Lost... What did they look like to the goddesses? Were they small figures, endlessly moving? And she pictured herself, the Death Star gown billowing in the wind while she walked the shoal in the dark, while she paced the circular corridor of the Falcon, while she was careful to stay on the paths at Yavin and not fall into the suck sand.
She lost her way on the Death Star. She saw herself- she and Luke- he was lost too, wasn't he?- turning random corners, evading stormtroopers and trying to find their way back to... Han. And the Falcon.
And what about the Death Star? Leia's eyes were hypnotized by the yellow shape of the flame; it showed her things she shouldn't be able to see. Didn't the Death Star need escorting too? At least so it wouldn't haunt the living. So it wouldn't be found again.
Time, Memory and Forgiveness. There were candles in the courtyard, there was a recording booth. The three could have a body, if they still existed.
It didn't feel like they did.
But they were goddesses! They danced among the stars and wove an earth from their hands! They existed before all else, when there was nothing. And now there was nothing again. They should be able to be here.
It was the Death Star that made nothing. The Death Star took their creation, and humans built the Death Star. Not from nothing; from pieces of metal perfectly engineered.

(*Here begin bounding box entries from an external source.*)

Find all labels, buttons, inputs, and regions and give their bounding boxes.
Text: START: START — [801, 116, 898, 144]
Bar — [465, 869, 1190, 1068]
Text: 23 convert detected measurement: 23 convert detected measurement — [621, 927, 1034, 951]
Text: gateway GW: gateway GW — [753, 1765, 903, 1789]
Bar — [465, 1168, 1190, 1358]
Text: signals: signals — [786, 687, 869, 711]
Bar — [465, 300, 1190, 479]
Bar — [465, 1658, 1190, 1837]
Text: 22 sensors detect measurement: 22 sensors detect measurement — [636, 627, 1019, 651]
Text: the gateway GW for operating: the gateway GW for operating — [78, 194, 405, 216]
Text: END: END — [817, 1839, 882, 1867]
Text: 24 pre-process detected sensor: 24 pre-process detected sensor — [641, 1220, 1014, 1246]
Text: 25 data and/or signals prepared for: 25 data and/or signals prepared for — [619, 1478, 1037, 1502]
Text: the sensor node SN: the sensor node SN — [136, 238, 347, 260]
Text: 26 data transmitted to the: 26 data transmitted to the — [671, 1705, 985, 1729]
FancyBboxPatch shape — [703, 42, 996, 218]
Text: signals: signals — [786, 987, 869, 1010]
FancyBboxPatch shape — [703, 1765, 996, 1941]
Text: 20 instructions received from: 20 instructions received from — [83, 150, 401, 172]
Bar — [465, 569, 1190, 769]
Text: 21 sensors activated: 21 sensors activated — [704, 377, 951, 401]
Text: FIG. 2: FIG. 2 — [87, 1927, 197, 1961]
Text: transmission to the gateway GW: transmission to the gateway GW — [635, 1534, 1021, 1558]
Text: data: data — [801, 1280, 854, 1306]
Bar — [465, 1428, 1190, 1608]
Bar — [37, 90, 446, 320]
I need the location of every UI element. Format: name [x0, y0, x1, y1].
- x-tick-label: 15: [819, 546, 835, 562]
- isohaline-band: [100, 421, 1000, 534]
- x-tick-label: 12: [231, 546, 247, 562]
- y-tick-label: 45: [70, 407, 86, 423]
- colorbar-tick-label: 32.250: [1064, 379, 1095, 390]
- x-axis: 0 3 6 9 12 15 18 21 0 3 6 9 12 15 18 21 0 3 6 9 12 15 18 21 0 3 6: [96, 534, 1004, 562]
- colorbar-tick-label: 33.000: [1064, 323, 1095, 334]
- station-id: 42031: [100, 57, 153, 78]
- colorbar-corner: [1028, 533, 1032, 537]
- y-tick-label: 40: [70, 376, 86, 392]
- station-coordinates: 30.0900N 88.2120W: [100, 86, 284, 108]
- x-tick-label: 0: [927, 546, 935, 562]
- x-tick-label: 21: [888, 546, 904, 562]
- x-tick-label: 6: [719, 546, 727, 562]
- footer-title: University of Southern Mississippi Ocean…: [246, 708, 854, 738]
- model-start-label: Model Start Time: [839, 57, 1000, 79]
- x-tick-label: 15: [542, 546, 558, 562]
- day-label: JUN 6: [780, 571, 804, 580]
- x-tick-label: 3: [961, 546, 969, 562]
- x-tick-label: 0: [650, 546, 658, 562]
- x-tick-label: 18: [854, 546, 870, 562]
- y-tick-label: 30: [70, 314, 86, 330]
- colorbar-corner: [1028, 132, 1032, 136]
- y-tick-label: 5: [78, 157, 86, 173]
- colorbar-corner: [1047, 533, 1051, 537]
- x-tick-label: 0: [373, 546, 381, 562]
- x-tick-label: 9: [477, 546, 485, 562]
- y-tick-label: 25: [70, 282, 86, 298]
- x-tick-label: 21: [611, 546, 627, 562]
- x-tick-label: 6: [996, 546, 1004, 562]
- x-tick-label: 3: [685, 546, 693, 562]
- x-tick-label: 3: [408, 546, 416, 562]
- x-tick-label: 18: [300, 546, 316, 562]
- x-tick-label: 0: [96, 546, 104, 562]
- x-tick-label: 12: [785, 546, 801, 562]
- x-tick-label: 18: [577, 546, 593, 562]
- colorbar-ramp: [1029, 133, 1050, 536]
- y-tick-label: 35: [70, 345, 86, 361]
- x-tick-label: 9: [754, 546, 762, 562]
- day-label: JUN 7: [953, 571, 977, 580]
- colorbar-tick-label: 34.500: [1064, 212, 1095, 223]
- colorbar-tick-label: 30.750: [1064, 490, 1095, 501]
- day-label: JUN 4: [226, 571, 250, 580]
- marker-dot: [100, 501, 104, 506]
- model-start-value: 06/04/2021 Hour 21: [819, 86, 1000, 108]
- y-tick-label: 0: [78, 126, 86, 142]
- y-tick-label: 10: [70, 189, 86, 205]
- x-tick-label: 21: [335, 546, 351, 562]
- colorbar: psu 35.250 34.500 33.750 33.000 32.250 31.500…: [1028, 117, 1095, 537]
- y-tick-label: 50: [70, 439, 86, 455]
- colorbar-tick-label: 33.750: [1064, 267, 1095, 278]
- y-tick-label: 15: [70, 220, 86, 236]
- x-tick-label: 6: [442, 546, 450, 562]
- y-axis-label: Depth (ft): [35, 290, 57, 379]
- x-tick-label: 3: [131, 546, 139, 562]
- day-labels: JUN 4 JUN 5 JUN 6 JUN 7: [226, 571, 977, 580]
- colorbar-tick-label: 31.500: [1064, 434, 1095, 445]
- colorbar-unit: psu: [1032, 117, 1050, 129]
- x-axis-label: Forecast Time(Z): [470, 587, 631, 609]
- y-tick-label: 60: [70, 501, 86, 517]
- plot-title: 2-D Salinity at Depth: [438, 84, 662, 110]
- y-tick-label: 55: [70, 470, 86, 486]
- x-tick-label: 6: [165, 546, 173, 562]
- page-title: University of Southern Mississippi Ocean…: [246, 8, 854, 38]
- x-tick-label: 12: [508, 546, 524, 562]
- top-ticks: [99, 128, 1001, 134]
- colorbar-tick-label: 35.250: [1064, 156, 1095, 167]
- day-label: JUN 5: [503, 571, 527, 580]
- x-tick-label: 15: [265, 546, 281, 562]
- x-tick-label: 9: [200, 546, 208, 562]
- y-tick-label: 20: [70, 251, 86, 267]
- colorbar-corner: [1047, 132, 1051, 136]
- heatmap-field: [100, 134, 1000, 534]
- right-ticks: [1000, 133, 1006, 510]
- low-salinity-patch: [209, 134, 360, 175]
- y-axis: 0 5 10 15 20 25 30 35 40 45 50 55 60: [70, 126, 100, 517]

Humans gained the power of the gods. They weren't supposed to, were they, Leia asked the god of irony and truth. Your own riddle backfired on you. Maybe you are dead, too.
Dead, or didn't exist? The Month of Flame- really, if one considered the course of human life, the flame must be eternal. Everything died. Time was life and death. And Memory was so a soul would let go the living, and Forgiveness so the living freed the dead. That's why there were three. Each needed the other.
And Leia's mind gave them form. They wore the white of day and the black of night. Below their flowing forms, trapped like from under a floor shiny and polished, was them again; faint and ghostly, neither shadow nor reflection, but full of feeling. Sadness, anger and perseverance.
She had evoked a memory of the Death Star again, hadn't she. The tapered roundness of the flame returned and Leia blinked. It was a true memory; she hadn't before consciously noted how... clean the Death Star was, how perfectly waxed and smooth the floors were, but there she was, or her reflection anyway, hers and Luke's, rippling along their feet as they fled-
And Luke shot the controls and the bridge fell away.
As quickly as that, their reflections disappeared. Before them was open air, below them a long drop. Wouldn't it be nice, Leia mused, a soft smile on her face, if they had looked like gods, Luke throwing a grappling hook, like spinning a strand from his fingers, and he and Leia had swung across the void, creators-
But all they had done was find Han. Leia frowned, because that was not all; there was Chewie and the Falcon, but this was a matter for humans.
Three.
The pilot, the farmer, the Princess. Time, Memory and Forgiveness.
Leia shuddered, and brought her finger to her mouth, letting her tongue salve the burn.